The Peripheral by William Gibson: Unlocking the Jack in the Box

The first chapter in William Gibson’s latest book, The Peripheral, is titled “The Haptics,” so clearly job number one before undertaking a review is to know what haptics are.

The first chapter in William Gibson’s latest book, The Peripheral, is titled “The Haptics,” so clearly job number one before undertaking a review is to know what haptics are.

Wow. Now that I do know, Gibson’s description works even better than it did before. But I confess that on first reading, I did not want to be thrown out of the novel in the very first paragraph by pausing to look it up. Besides, I trusted that if I carried on reading, I would learn, either through context or exposition, what haptics are.

And I came close! I learned that “haptic glitches” can be compared to phantom limbs and that scars from removal of the haptics can leave one’s sides “dusted with something dead-fish silver” — exactly the sort of description that made me a diehard Gibson fan from the first page of Neuromancer, when it came out as an Ace Special in the 80s. When it’s working, Gibson’s style is so vivid and immersive, it’s almost tactile.

But most of his novels over the past few years are based on ideas not much bigger than “I want a coat just like that one.” When he’s filling out a thin plot, he has the time and latitude to be magnanimous in the sharing of information. I don’t remember ever feeling lost or out of my depth while reading Pattern Recognition or Zero History.

But in a plot as complex, layered, nuanced and densely populated as The Peripheral, there is no time for such niceties. One moment I’m in a modified Airstream trailer in backwoods USA. Next page takes me 70 years into the future — in England, in bed with a publicist named Wilf Netherton, who is having trouble with a client. Then I’m somewhere else — no idea where, because Gibson refers to the central character in the chapter as “she” and never mentions her by name. Ah, but look there! He mentions her brother, Burton, which I was reading carefully enough to pick up on from chapter one — so I felt at least momentarily tethered in place.

Yes, I’m disorientated, but still reading the book out of fascination and awe and the hope that at some point the story grabs me and pulls me in. Suddenly, I’m watching a media figure named Daedra documenting “the patchers” — very alien-like nano-creatures created for the sole purpose of transforming the Great Pacific Garbage Patch into what Gibson describes as “incremental sculpture.” The chapter is filled with simultaneously intellectual and hyper-sensory vintage Gibson noir anime imagery — but turns out to be a complete red herring that — given how disorienting it is — should probably never have made it into the book.

If I looked up all the fascinating cultural touchpoints and reread every description of a new technology or application of that technology that Gibson drops casually into the text, it would take me all day to get through a page — so I inevitably find myself skimming over descriptions of “bullpups” and “medicis” only to run into them repeatedly later on — resulting in a sort of cumulative ignorance that prevented me from engaging fully with the book. On top of that, there are dozens of characters who may be introduced in chapter eight and not show up again until chapter forty-eight, so I found myself constantly asking, “Who was that again?”

In time, I discern the plot buried within the maze:

In the fairly near future, Flynne Fisher lives with her mother and war vet brother in rural USA. Most of their friends are also war vets in various states of disrepair and combat readiness. The economy sucks and is more directly controlled by corrupt private interests than it is today. Flynne’s brother, Burton, gets a job beta-testing a game for a mysterious employer. Flynne fills in and witnesses a murder. She thinks the murder is part of the game — unaware that she has become the only witness of an actual murder that will happen 70 years in the future.

In this book, there are two timelines that are connected and move at the same relative rate — so by witnessing the murder, Flynne lost the ability to prevent it. But it turns out she can help solve it, with the help of a British police inspector named Lowbeer from the future timeline — who is sort of what you would imagine Dame Judi Dench’s “M” might become if she got hold of the controls of the universe.

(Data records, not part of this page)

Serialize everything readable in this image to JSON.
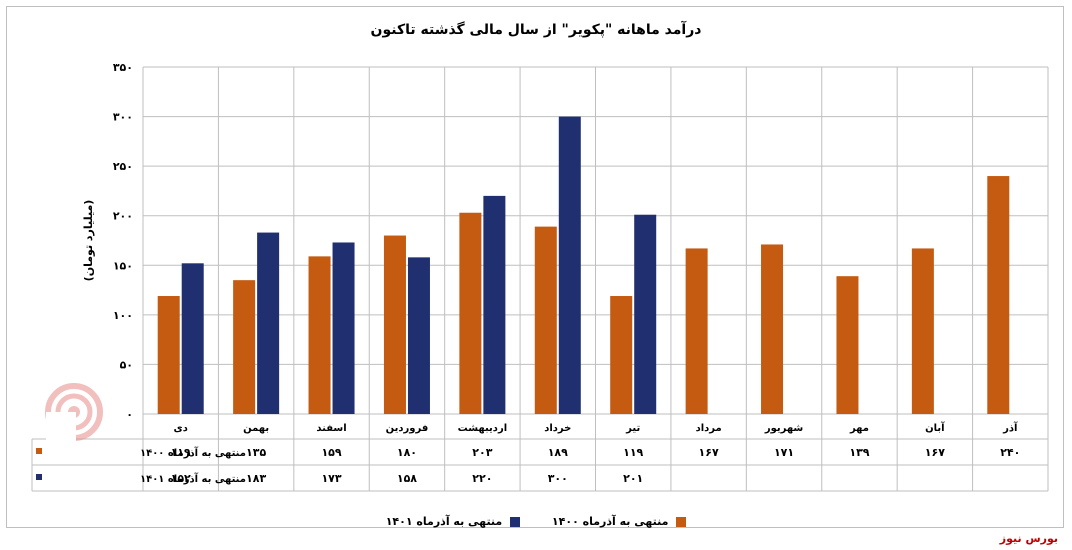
{
  "title": "درآمد ماهانه \"پکویر\" از سال مالی گذشته تاکنون",
  "brand": "بورس نیوز",
  "colors": {
    "series1": "#c55a11",
    "series2": "#1f2f70",
    "grid": "#bfbfbf",
    "logo": "#d9534f"
  },
  "chart_data": {
    "type": "bar",
    "ylabel": "(میلیارد تومان)",
    "ylim": [
      0,
      350
    ],
    "yticks": [
      "۰",
      "۵۰",
      "۱۰۰",
      "۱۵۰",
      "۲۰۰",
      "۲۵۰",
      "۳۰۰",
      "۳۵۰"
    ],
    "grid": true,
    "legend_position": "bottom",
    "categories": [
      "دی",
      "بهمن",
      "اسفند",
      "فروردین",
      "اردیبهشت",
      "خرداد",
      "تیر",
      "مرداد",
      "شهریور",
      "مهر",
      "آبان",
      "آذر"
    ],
    "series": [
      {
        "name": "منتهی به آذرماه ۱۴۰۰",
        "values": [
          119,
          135,
          159,
          180,
          203,
          189,
          119,
          167,
          171,
          139,
          167,
          240
        ],
        "labels": [
          "۱۱۹",
          "۱۳۵",
          "۱۵۹",
          "۱۸۰",
          "۲۰۳",
          "۱۸۹",
          "۱۱۹",
          "۱۶۷",
          "۱۷۱",
          "۱۳۹",
          "۱۶۷",
          "۲۴۰"
        ]
      },
      {
        "name": "منتهی به آذرماه ۱۴۰۱",
        "values": [
          152,
          183,
          173,
          158,
          220,
          300,
          201,
          null,
          null,
          null,
          null,
          null
        ],
        "labels": [
          "۱۵۲",
          "۱۸۳",
          "۱۷۳",
          "۱۵۸",
          "۲۲۰",
          "۳۰۰",
          "۲۰۱",
          "",
          "",
          "",
          "",
          ""
        ]
      }
    ]
  }
}
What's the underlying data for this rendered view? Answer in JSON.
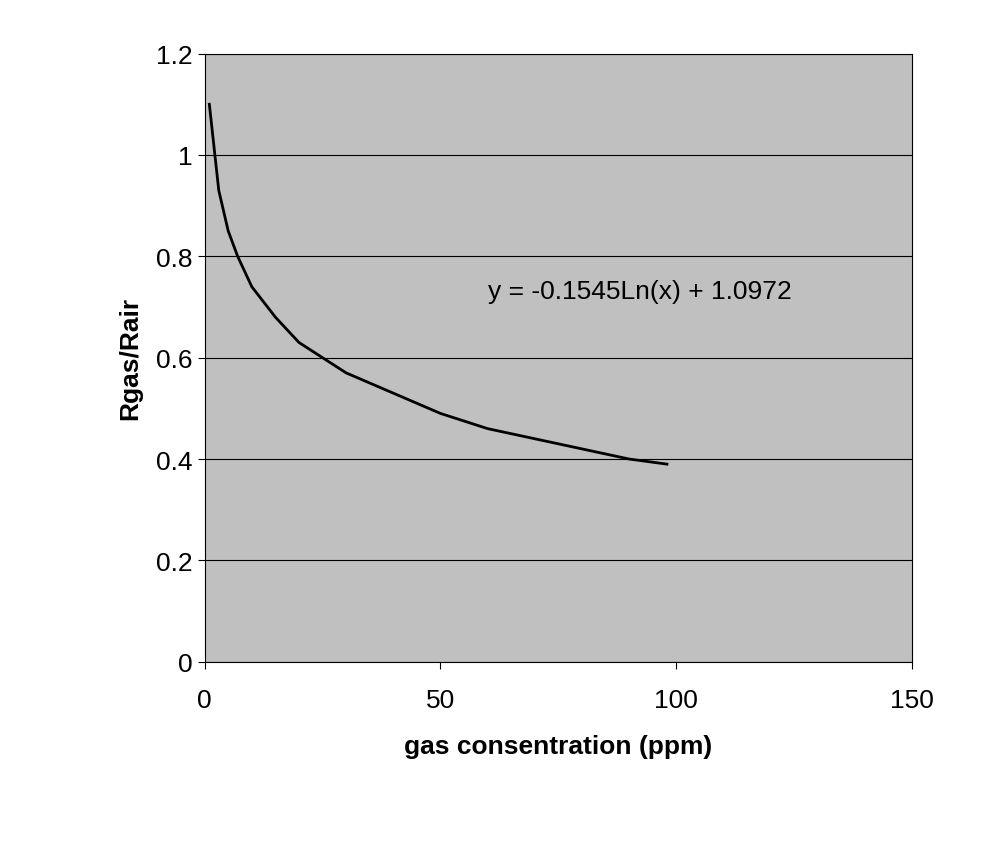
{
  "chart_data": {
    "type": "line",
    "x_label": "gas consentration (ppm)",
    "y_label": "Rgas/Rair",
    "annotation": "y = -0.1545Ln(x) + 1.0972",
    "x": [
      1,
      3,
      5,
      7,
      10,
      15,
      20,
      25,
      30,
      40,
      50,
      60,
      70,
      80,
      90,
      98
    ],
    "series": [
      {
        "name": "Rgas/Rair",
        "color": "#000000",
        "values": [
          1.1,
          0.93,
          0.85,
          0.8,
          0.74,
          0.68,
          0.63,
          0.6,
          0.57,
          0.53,
          0.49,
          0.46,
          0.44,
          0.42,
          0.4,
          0.39
        ]
      }
    ],
    "xlim": [
      0,
      150
    ],
    "xticks": [
      0,
      50,
      100,
      150
    ],
    "ylim": [
      0,
      1.2
    ],
    "yticks": [
      0,
      0.2,
      0.4,
      0.6,
      0.8,
      1,
      1.2
    ],
    "grid": true
  }
}
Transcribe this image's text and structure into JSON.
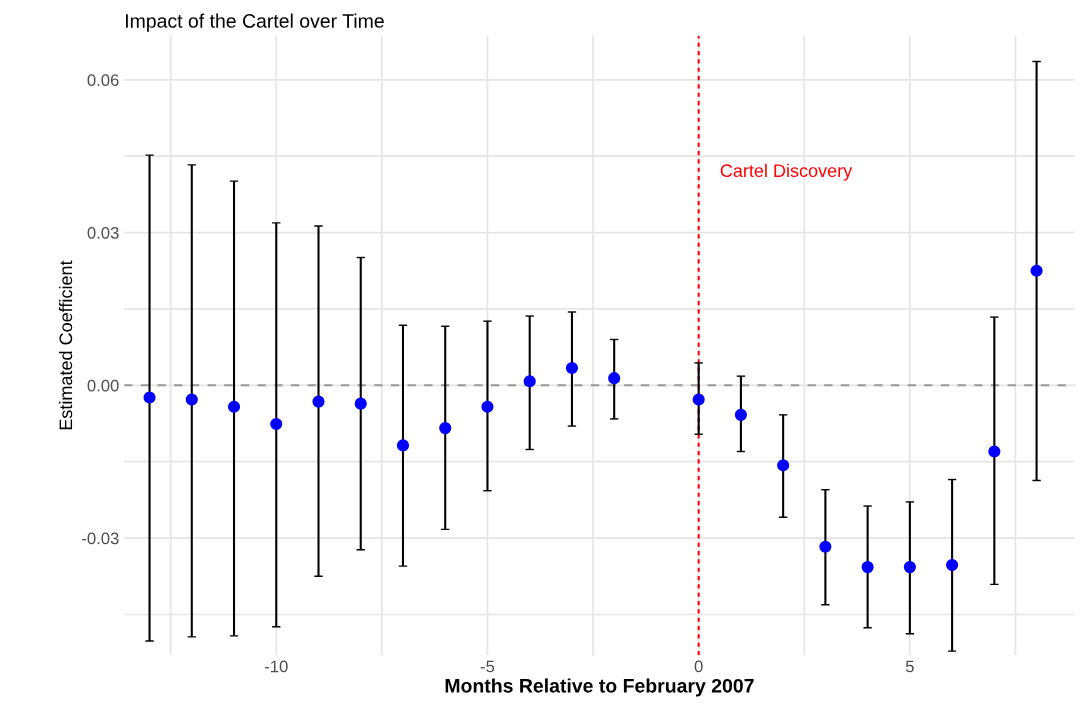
{
  "chart_data": {
    "type": "scatter",
    "title": "Impact of the Cartel over Time",
    "xlabel": "Months Relative to February 2007",
    "ylabel": "Estimated Coefficient",
    "x": [
      -13,
      -12,
      -11,
      -10,
      -9,
      -8,
      -7,
      -6,
      -5,
      -4,
      -3,
      -2,
      0,
      1,
      2,
      3,
      4,
      5,
      6,
      7,
      8
    ],
    "series": [
      {
        "color": "#0000ff",
        "values": [
          -0.0024,
          -0.0028,
          -0.0042,
          -0.0076,
          -0.0032,
          -0.0036,
          -0.0118,
          -0.0084,
          -0.0042,
          0.0008,
          0.0034,
          0.0014,
          -0.0028,
          -0.0058,
          -0.0157,
          -0.0317,
          -0.0357,
          -0.0357,
          -0.0353,
          -0.013,
          0.0225
        ],
        "errors": [
          [
            -0.0502,
            0.0452
          ],
          [
            -0.0494,
            0.0433
          ],
          [
            -0.0492,
            0.0401
          ],
          [
            -0.0474,
            0.0319
          ],
          [
            -0.0375,
            0.0313
          ],
          [
            -0.0323,
            0.0251
          ],
          [
            -0.0355,
            0.0118
          ],
          [
            -0.0283,
            0.0116
          ],
          [
            -0.0207,
            0.0126
          ],
          [
            -0.0126,
            0.0136
          ],
          [
            -0.008,
            0.0144
          ],
          [
            -0.0066,
            0.009
          ],
          [
            -0.0096,
            0.0044
          ],
          [
            -0.013,
            0.0018
          ],
          [
            -0.0259,
            -0.0058
          ],
          [
            -0.0431,
            -0.0205
          ],
          [
            -0.0476,
            -0.0237
          ],
          [
            -0.0488,
            -0.0229
          ],
          [
            -0.0522,
            -0.0185
          ],
          [
            -0.0391,
            0.0134
          ],
          [
            -0.0187,
            0.0636
          ]
        ]
      }
    ],
    "xlim": [
      -13.6,
      8.9
    ],
    "ylim": [
      -0.053,
      0.0686
    ],
    "xticks": [
      {
        "value": -12.5,
        "label": null
      },
      {
        "value": -10,
        "label": "-10"
      },
      {
        "value": -7.5,
        "label": null
      },
      {
        "value": -5,
        "label": "-5"
      },
      {
        "value": -2.5,
        "label": null
      },
      0,
      {
        "value": 2.5,
        "label": null
      },
      5,
      {
        "value": 7.5,
        "label": null
      }
    ],
    "yticks": [
      {
        "value": -0.045,
        "label": null
      },
      {
        "value": -0.03,
        "label": "-0.03"
      },
      {
        "value": -0.015,
        "label": null
      },
      {
        "value": 0,
        "label": "0.00"
      },
      {
        "value": 0.015,
        "label": null
      },
      {
        "value": 0.03,
        "label": "0.03"
      },
      {
        "value": 0.045,
        "label": null
      },
      {
        "value": 0.06,
        "label": "0.06"
      }
    ],
    "grid": true,
    "marker": "circle",
    "ref_lines": [
      {
        "axis": "x",
        "value": 0,
        "label": "Cartel Discovery",
        "color": "#ff0000",
        "line_style": "dotted"
      },
      {
        "axis": "y",
        "value": 0,
        "label": null,
        "color": "#999999",
        "line_style": "dashed"
      }
    ]
  }
}
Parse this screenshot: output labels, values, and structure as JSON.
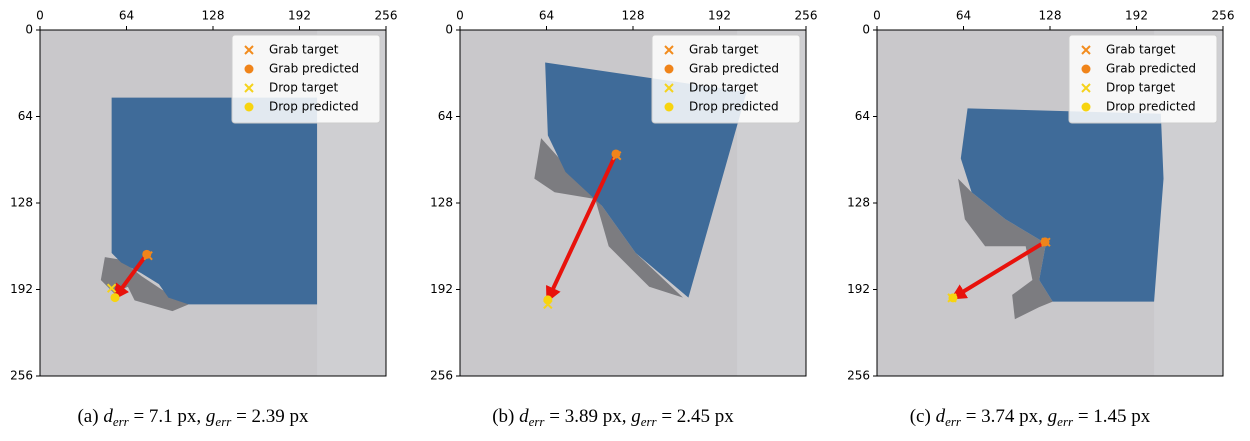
{
  "chart_data": [
    {
      "type": "scatter",
      "xlim": [
        0,
        256
      ],
      "ylim": [
        256,
        0
      ],
      "xticks": [
        0,
        64,
        128,
        192,
        256
      ],
      "yticks": [
        0,
        64,
        128,
        192,
        256
      ],
      "legend": "upper right",
      "caption": [
        "(a) ",
        "d",
        "err",
        " = 7.1 px, ",
        "g",
        "err",
        " = 2.39 px"
      ],
      "series": [
        {
          "name": "Grab target",
          "color": "#f28c1e",
          "marker": "x",
          "x": [
            80
          ],
          "values": [
            167
          ]
        },
        {
          "name": "Grab predicted",
          "color": "#f0841a",
          "marker": "o",
          "x": [
            79
          ],
          "values": [
            166
          ]
        },
        {
          "name": "Drop target",
          "color": "#f5d31c",
          "marker": "x",
          "x": [
            53
          ],
          "values": [
            191
          ]
        },
        {
          "name": "Drop predicted",
          "color": "#f7d40f",
          "marker": "o",
          "x": [
            55.5
          ],
          "values": [
            198
          ]
        }
      ]
    },
    {
      "type": "scatter",
      "xlim": [
        0,
        256
      ],
      "ylim": [
        256,
        0
      ],
      "xticks": [
        0,
        64,
        128,
        192,
        256
      ],
      "yticks": [
        0,
        64,
        128,
        192,
        256
      ],
      "legend": "upper right",
      "caption": [
        "(b) ",
        "d",
        "err",
        " = 3.89 px, ",
        "g",
        "err",
        " = 2.45 px"
      ],
      "series": [
        {
          "name": "Grab target",
          "color": "#f28c1e",
          "marker": "x",
          "x": [
            116
          ],
          "values": [
            93
          ]
        },
        {
          "name": "Grab predicted",
          "color": "#f0841a",
          "marker": "o",
          "x": [
            115.4
          ],
          "values": [
            91.7
          ]
        },
        {
          "name": "Drop target",
          "color": "#f5d31c",
          "marker": "x",
          "x": [
            65
          ],
          "values": [
            203
          ]
        },
        {
          "name": "Drop predicted",
          "color": "#f7d40f",
          "marker": "o",
          "x": [
            65
          ],
          "values": [
            199.7
          ]
        }
      ]
    },
    {
      "type": "scatter",
      "xlim": [
        0,
        256
      ],
      "ylim": [
        256,
        0
      ],
      "xticks": [
        0,
        64,
        128,
        192,
        256
      ],
      "yticks": [
        0,
        64,
        128,
        192,
        256
      ],
      "legend": "upper right",
      "caption": [
        "(c) ",
        "d",
        "err",
        " = 3.74 px, ",
        "g",
        "err",
        " = 1.45 px"
      ],
      "series": [
        {
          "name": "Grab target",
          "color": "#f28c1e",
          "marker": "x",
          "x": [
            125
          ],
          "values": [
            157
          ]
        },
        {
          "name": "Grab predicted",
          "color": "#f0841a",
          "marker": "o",
          "x": [
            124.3
          ],
          "values": [
            156.8
          ]
        },
        {
          "name": "Drop target",
          "color": "#f5d31c",
          "marker": "x",
          "x": [
            55.5
          ],
          "values": [
            198.2
          ]
        },
        {
          "name": "Drop predicted",
          "color": "#f7d40f",
          "marker": "o",
          "x": [
            56.2
          ],
          "values": [
            198.2
          ]
        }
      ]
    }
  ]
}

While physical bodies can’t be transported through time, some kinds of information and communications technology can — enabling the future murderers hire some assassins in Flynne’s timeline. Then Lowbeer takes control of the investigation with the help of a Russian Mafia scion/breakfast enthusiast named Lev and their team, led by Wilf Netherton, brings Flynne into the future as a witness for the prosecution — housing her in the body of an android — the peripheral of the title.

Top that off with an Ian Fleming climax and American Graffiti ending and you come up with the strange pop confection called The Peripheral; comic bookish on one level, dense and complex and literary on another, and more jam-packed with ideas that any ten TED talks.

Gibson has spoken before about the “Google aura” surrounding novels in the hyperlinked age. His descriptions are as sharply observed as ever and his ability to depict technologies in their cultural context remains second to none. On some level, The Peripheral is an evolution of the novel pitched directly at those who love nothing more than to sift through the info-archaeological layers on which the book’s world is built. For the rest of us, though, it would be nice to be able to simply go along for the ride without having a search engine close at hand.